いいかえると、汗も尿も、濃縮した液体としては同じものですが、ただ汗に溶け込んだ物質のほとんどは塩分やミネラルで、その他の老廃物や重金属、薬物、BPA、農薬などといった汚染物質は含まれていても「ごく微量」です。

これは、サウナやはげしい運動で大量に汗をかいたとしても同じで、つまり、汗に含まれる有毒物質の量は、それらを汗として出す健康上のメリットを無視できるほどわずかであることを意味します。

汗腺が、肝臓や腎臓の役割をになうことはない

まれに、汗が臭うことがありますが、それは汗腺がデトックスの仕事をしているからではありません。

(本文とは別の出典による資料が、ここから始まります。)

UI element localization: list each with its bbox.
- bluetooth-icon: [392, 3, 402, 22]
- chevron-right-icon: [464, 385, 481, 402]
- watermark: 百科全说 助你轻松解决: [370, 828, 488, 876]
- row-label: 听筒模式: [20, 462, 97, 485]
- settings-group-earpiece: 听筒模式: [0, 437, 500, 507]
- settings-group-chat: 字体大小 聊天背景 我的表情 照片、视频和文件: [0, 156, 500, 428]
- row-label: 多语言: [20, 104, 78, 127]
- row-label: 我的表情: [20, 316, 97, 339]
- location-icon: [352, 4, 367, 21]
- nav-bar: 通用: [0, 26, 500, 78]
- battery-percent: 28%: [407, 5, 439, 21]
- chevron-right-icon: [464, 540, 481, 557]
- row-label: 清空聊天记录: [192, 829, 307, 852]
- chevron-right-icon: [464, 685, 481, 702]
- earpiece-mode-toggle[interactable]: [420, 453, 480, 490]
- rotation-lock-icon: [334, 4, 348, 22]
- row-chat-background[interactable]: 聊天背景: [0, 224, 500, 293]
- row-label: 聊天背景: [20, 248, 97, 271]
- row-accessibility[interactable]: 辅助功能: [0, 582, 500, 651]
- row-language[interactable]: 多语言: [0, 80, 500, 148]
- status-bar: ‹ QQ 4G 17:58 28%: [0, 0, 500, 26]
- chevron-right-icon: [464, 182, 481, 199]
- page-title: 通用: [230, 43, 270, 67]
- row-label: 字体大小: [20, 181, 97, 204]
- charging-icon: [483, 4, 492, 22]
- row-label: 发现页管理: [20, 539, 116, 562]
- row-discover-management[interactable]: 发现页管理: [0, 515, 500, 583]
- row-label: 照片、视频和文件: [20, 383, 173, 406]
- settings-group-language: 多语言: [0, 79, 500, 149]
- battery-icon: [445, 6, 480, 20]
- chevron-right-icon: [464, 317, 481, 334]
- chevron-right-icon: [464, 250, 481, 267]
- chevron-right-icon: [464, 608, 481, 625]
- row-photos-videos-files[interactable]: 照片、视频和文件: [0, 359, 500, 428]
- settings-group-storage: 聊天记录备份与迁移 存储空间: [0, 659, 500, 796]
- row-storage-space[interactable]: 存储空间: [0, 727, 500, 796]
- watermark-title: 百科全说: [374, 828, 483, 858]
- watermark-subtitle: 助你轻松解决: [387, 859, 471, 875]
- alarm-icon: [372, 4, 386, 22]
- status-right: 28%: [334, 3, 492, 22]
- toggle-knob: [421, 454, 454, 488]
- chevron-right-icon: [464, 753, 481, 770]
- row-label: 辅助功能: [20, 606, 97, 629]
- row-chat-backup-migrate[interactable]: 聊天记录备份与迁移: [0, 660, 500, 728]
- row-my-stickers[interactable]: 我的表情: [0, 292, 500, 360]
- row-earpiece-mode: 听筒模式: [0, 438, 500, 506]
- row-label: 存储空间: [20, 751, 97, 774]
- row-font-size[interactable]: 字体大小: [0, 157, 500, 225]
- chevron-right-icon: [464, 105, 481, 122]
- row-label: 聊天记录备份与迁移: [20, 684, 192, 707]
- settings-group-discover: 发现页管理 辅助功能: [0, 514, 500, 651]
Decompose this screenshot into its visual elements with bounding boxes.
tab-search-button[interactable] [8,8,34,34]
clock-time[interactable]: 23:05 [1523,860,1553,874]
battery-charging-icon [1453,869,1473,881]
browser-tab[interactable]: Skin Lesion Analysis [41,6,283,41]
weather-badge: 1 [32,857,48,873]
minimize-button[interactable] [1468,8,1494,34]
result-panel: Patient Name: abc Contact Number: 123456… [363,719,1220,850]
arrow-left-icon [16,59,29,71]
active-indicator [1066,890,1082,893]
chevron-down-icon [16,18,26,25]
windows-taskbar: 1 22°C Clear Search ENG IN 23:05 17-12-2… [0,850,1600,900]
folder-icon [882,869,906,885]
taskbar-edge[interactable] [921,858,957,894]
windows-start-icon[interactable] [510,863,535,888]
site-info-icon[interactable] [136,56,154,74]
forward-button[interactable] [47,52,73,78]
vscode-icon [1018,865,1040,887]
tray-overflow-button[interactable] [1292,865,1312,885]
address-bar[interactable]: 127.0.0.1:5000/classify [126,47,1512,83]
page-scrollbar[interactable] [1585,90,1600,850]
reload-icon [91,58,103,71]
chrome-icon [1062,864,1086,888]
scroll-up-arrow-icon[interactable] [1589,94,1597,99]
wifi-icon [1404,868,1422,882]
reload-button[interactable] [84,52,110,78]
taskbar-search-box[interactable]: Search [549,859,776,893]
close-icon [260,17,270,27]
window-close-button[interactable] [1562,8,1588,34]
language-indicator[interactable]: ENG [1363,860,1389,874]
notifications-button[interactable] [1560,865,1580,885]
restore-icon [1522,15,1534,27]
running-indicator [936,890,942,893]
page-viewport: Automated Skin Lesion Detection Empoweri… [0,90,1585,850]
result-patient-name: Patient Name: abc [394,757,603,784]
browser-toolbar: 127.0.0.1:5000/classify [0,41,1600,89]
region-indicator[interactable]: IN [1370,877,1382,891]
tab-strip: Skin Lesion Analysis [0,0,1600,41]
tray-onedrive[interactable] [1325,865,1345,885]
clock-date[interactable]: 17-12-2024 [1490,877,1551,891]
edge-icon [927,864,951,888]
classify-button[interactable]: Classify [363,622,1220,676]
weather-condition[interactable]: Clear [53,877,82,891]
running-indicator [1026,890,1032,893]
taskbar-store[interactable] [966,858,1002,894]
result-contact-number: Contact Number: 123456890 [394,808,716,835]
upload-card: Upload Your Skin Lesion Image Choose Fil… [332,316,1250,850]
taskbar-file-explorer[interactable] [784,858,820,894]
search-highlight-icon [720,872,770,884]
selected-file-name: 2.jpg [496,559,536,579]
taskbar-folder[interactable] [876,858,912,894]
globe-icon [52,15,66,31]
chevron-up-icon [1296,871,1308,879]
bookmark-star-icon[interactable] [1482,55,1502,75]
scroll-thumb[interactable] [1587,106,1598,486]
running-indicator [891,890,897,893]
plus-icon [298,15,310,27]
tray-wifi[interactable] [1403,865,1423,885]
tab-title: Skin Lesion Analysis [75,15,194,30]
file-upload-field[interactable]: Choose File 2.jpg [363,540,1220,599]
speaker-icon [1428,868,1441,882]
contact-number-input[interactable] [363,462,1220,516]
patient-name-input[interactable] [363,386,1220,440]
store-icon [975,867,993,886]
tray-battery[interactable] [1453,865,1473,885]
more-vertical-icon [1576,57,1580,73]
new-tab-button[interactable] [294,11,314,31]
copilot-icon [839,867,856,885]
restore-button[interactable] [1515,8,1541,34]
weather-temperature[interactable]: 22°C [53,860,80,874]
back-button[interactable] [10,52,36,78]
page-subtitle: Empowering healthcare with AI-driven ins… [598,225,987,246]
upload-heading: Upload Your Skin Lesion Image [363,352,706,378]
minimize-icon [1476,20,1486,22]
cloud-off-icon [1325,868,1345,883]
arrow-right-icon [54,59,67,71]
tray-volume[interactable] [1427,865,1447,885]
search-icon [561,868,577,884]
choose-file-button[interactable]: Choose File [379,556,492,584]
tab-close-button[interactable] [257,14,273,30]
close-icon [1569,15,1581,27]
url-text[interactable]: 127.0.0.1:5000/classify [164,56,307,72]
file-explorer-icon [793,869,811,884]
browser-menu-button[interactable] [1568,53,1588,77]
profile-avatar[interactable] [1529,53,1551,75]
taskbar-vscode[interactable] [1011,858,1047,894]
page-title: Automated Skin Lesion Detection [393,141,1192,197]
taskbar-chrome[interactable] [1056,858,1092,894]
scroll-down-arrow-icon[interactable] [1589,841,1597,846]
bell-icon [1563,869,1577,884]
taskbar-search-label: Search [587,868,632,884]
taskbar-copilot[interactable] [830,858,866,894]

一般的に、汗をかくのは、ストレスや緊張からくるものもありますが、主な理由は体温を下げるためであって、毒素を排出するためではないのです。

実のところ、尿として出るはずのものが汗として出る、つまり、皮膚が腎臓機能の一部を担うこともありますが、これらの症状は、主に腎不全やコレラなどが要因となって引き起こされます。

そのため、もし皮膚が腎臓の働きをするような場合、それは体に大きな問題があると疑った方がよいでしょう。

基本的に、汗は、肝臓や腎臓が行う以上に有害物質を体から取り除くことはありません

最後に

発汗によるデトックス療法を売りにしたもは、残念ながら正当性はみとめられません。すでに体に組み込まれている毒素排出機能以外には、淡い期待を抱かない方がよいでしょう。

たしかに、サウナやホットヨガ、その他の運動などによって汗をかくことは、血流をあげて代謝が促されるといった健康上のメリットがあるかもしれませんが、それによって余分な毒素が排出されるわけではないのです。

あなたが健康な肝臓と腎臓を持っているなら、それだけで自然に毒素をろ過して排出していけます。

重金属や農薬の影響が心配でも、普通の生活で害がおよぶまで取り込まれることは考えにくく、健康的な恩恵を受けるには今すぐ排出すべきとは科学的に示されていません。

BPAにおいても、排出の心配よりも、予防的な取り組みを行う方がはるかに効果的です。(くわしくはこちらを参照:「プラスチック製品を食品用に使うのは今すぐやめるべき」といわれる理由

カギとなるのは、肝臓と腎臓を健康的に保つこと。

それには、適度な運動や水分摂取、十分な睡眠に気を付けて、暴飲暴食や偏った食事ではなく、複合炭水化物や良質な脂質を含むバランスのとれた規則正しい食生活に勝るものはありません。